Tribunal Administratif de Caen — Décision N° TA14-2201892

mercredi 17 juillet 2024

JuridictionTribunal Administratif de Caen
SectionTribunal Administratif de Caen
N° DossierTA14-2201892
TypeOrdonnance
RecoursExcès de pouvoir
Avocat requérantSELARL CHRISTOPHE LAUNAY

Texte intégral

Vu la procédure suivante :

Par une requête et un mémoire, enregistrés le 11 août 2022 et le 9 juin 2024, M. B A, représenté par la SELARL B Launay, demande au tribunal, dans le dernier état de ses écritures :

1°) d'annuler les décisions des 15 avril et 16 juin 2022 par lesquelles le garde des sceaux, ministre de la justice a refusé de prendre en compte les années qu'il a effectuées en tant que militaire pour les besoins de son reclassement dans le corps de surveillant de l'administration pénitentiaire ;

2°) d'enjoindre au garde des sceaux, ministre de la justice de reconstituer sa carrière en prenant en compte les années qu'il a effectuées en tant que militaire ou, à défaut, de réexaminer sa demande, dans un délai d'un mois à compter de la date de notification du jugement à intervenir, sous astreinte de 75 euros par jour de retard ;

3°) de mettre à la charge de l'État une somme de 2 500 euros au titre de l'article L. 761-1 du code de justice administrative.

Vu les autres pièces du dossier.

Vu le code de justice administrative.

Considérant ce qui suit :

1. Aux termes de l'article R. 222-1 du code de justice administrative : " () les présidents de formation de jugement des tribunaux () peuvent, par ordonnance : () 4° Rejeter les requêtes manifestement irrecevables, lorsque la juridiction n'est pas tenue d'inviter leur auteur à les régulariser ou qu'elles n'ont pas été régularisées à l'expiration du délai imparti par une demande en ce sens ; () ".

2. Il ressort des pièces du dossier que, par un arrêté du 12 mai 2014, M. A a été titularisé, à compter du 15 avril 2014, dans le corps des surveillants de l'administration pénitentiaire et classé à l'échelon 1 du grade surveillant principal, avec une reprise d'ancienneté d'un an.
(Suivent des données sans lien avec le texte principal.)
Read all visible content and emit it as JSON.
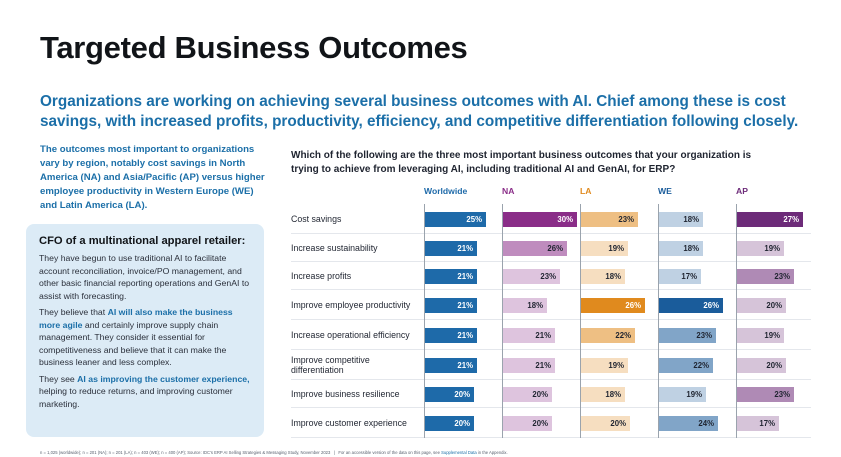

Le 13 août 2014, M. A a exercé un recours administratif afin que les quinze années, dix mois et vingt-quatre jours qu'il a effectués antérieurement en tant que militaire soit pris en compte dans le calcul de son ancienneté et que son échelon soit modifié en conséquence. Par un jugement du 3 décembre 2015, devenu définitif, le tribunal administratif de Caen a rejeté au fond la requête de M. A tendant à l'annulation de la décision de refus opposée à sa demande.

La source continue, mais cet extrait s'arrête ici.